Over the last year, as the presidential campaign grew increasingly bizarre and Donald Trump took us places we had never been before, I saw a spike in media references to Amusing Ourselves to Death, a book written by my late father, Neil Postman, which anticipated back in 1985 so much about what has become of our current public discourse.

At Forbes, one contributor wrote that the book “may help explain the otherwise inexplicable”. CNN noted that Trump’s allegedly shocking “ascent would not have surprised Postman”. At, Richard D Land reflected on reading the book three decades ago and feeling “dumbfounded … by Postman’s prophetic insights into what was then America’s future and is now too often a painful description of America’s present”. Last month, a headline at Paste Magazine asked: “Did Neil Postman Predict the Rise of Trump and Fake News?”

Colleagues and former students of my father, who taught at New York University for more than 40 years and who died in 2003, would now and then email or Facebook message me, after the latest Trumpian theatrics, wondering, “What would Neil think?” or noting glumly, “Your dad nailed it.”

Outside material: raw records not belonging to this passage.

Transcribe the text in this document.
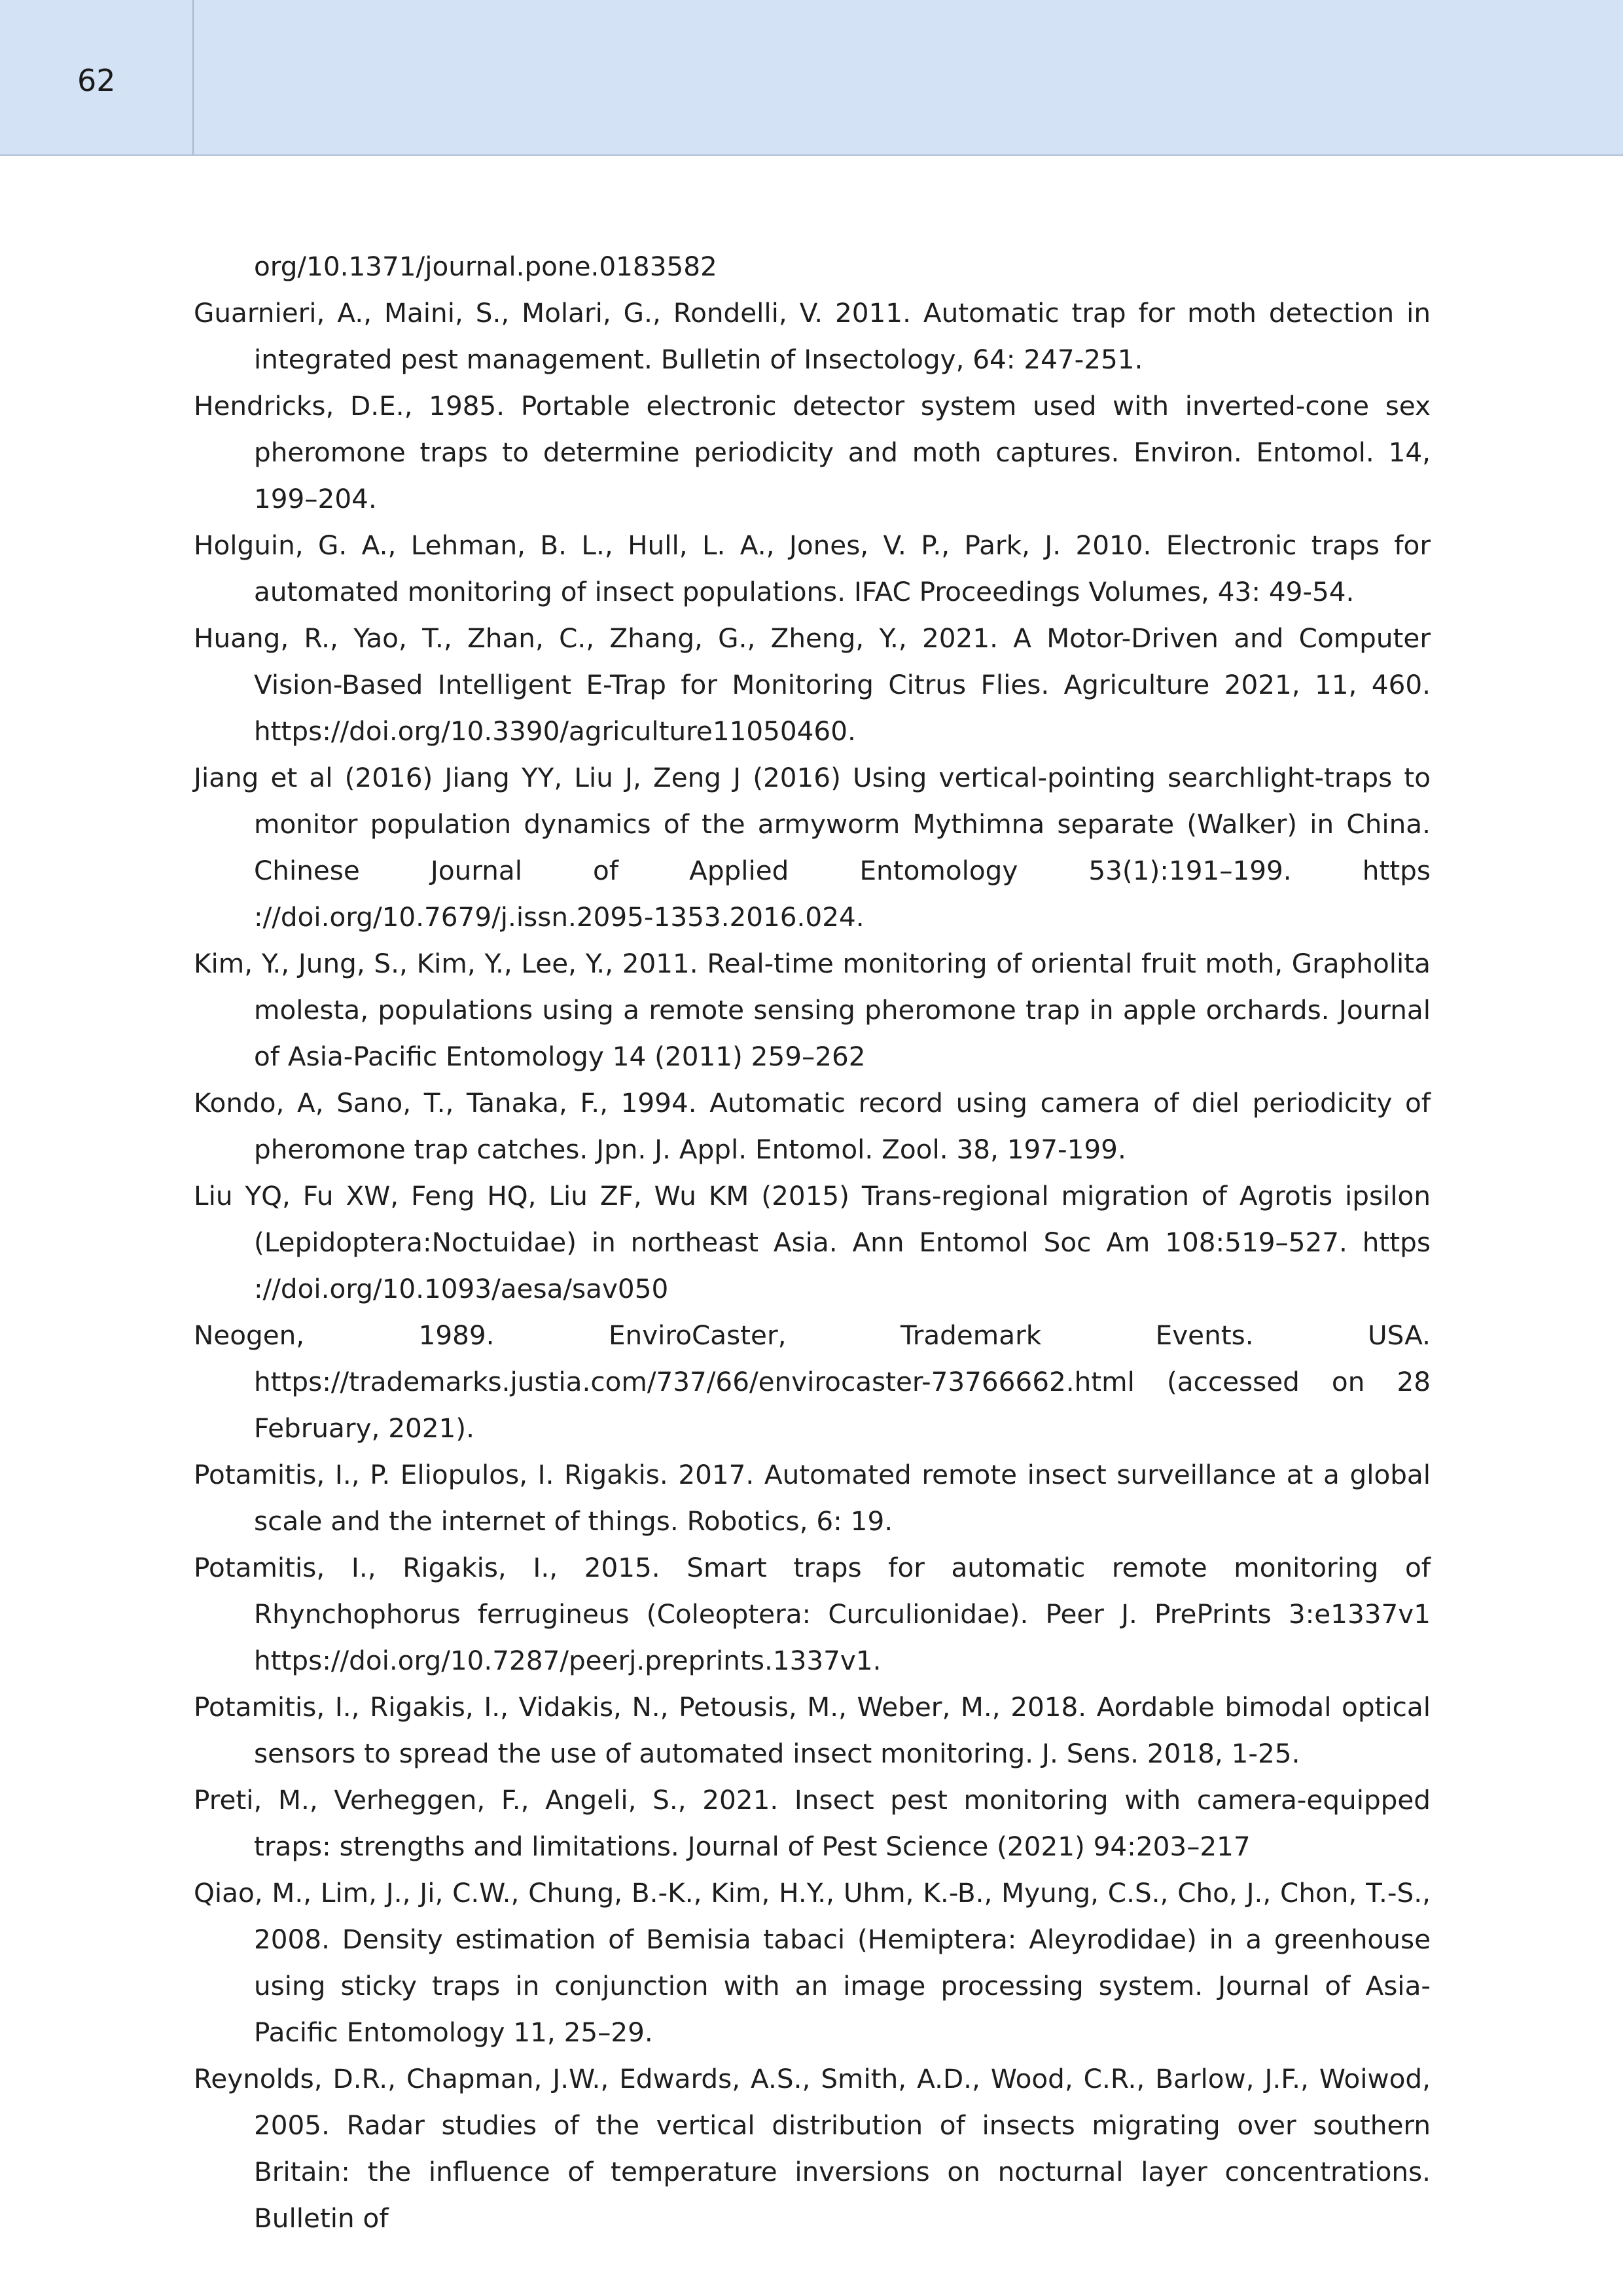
62
org/10.1371/journal.pone.0183582
Guarnieri, A., Maini, S., Molari, G., Rondelli, V. 2011. Automatic trap for moth detection in integrated pest management. Bulletin of Insectology, 64: 247-251.
Hendricks, D.E., 1985. Portable electronic detector system used with inverted-cone sex pheromone traps to determine periodicity and moth captures. Environ. Entomol. 14, 199–204.
Holguin, G. A., Lehman, B. L., Hull, L. A., Jones, V. P., Park, J. 2010. Electronic traps for automated monitoring of insect populations. IFAC Proceedings Volumes, 43: 49-54.
Huang, R., Yao, T., Zhan, C., Zhang, G., Zheng, Y., 2021. A Motor-Driven and Computer Vision-Based Intelligent E-Trap for Monitoring Citrus Flies. Agriculture 2021, 11, 460. https://doi.org/10.3390/agriculture11050460.
Jiang et al (2016) Jiang YY, Liu J, Zeng J (2016) Using vertical-pointing searchlight-traps to monitor population dynamics of the armyworm Mythimna separate (Walker) in China. Chinese Journal of Applied Entomology 53(1):191–199. https ://doi.org/10.7679/j.issn.2095-1353.2016.024.
Kim, Y., Jung, S., Kim, Y., Lee, Y., 2011. Real-time monitoring of oriental fruit moth, Grapholita molesta, populations using a remote sensing pheromone trap in apple orchards. Journal of Asia-Pacific Entomology 14 (2011) 259–262
Kondo, A, Sano, T., Tanaka, F., 1994. Automatic record using camera of diel periodicity of pheromone trap catches. Jpn. J. Appl. Entomol. Zool. 38, 197-199.
Liu YQ, Fu XW, Feng HQ, Liu ZF, Wu KM (2015) Trans-regional migration of Agrotis ipsilon (Lepidoptera:Noctuidae) in northeast Asia. Ann Entomol Soc Am 108:519–527. https ://doi.org/10.1093/aesa/sav050
Neogen, 1989. EnviroCaster, Trademark Events. USA. https://trademarks.justia.com/737/66/envirocaster-73766662.html (accessed on 28 February, 2021).
Potamitis, I., P. Eliopulos, I. Rigakis. 2017. Automated remote insect surveillance at a global scale and the internet of things. Robotics, 6: 19.
Potamitis, I., Rigakis, I., 2015. Smart traps for automatic remote monitoring of Rhynchophorus ferrugineus (Coleoptera: Curculionidae). Peer J. PrePrints 3:e1337v1 https://doi.org/10.7287/peerj.preprints.1337v1.
Potamitis, I., Rigakis, I., Vidakis, N., Petousis, M., Weber, M., 2018. Aordable bimodal optical sensors to spread the use of automated insect monitoring. J. Sens. 2018, 1-25.
Preti, M., Verheggen, F., Angeli, S., 2021. Insect pest monitoring with camera-equipped traps: strengths and limitations. Journal of Pest Science (2021) 94:203–217
Qiao, M., Lim, J., Ji, C.W., Chung, B.-K., Kim, H.Y., Uhm, K.-B., Myung, C.S., Cho, J., Chon, T.-S., 2008. Density estimation of Bemisia tabaci (Hemiptera: Aleyrodidae) in a greenhouse using sticky traps in conjunction with an image processing system. Journal of Asia-Pacific Entomology 11, 25–29.
Reynolds, D.R., Chapman, J.W., Edwards, A.S., Smith, A.D., Wood, C.R., Barlow, J.F., Woiwod, 2005. Radar studies of the vertical distribution of insects migrating over southern Britain: the influence of temperature inversions on nocturnal layer concentrations. Bulletin of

The central argument of Amusing Ourselves is simple: there were two landmark dystopian novels written by brilliant British cultural critics – Brave New World by Aldous Huxley and Nineteen Eighty-Four by George Orwell – and we Americans had mistakenly feared and obsessed over the vision portrayed in the latter book (an information-censoring, movement-restricting, individuality-emaciating state) rather than the former (a technology-sedating, consumption-engorging, instant-gratifying bubble).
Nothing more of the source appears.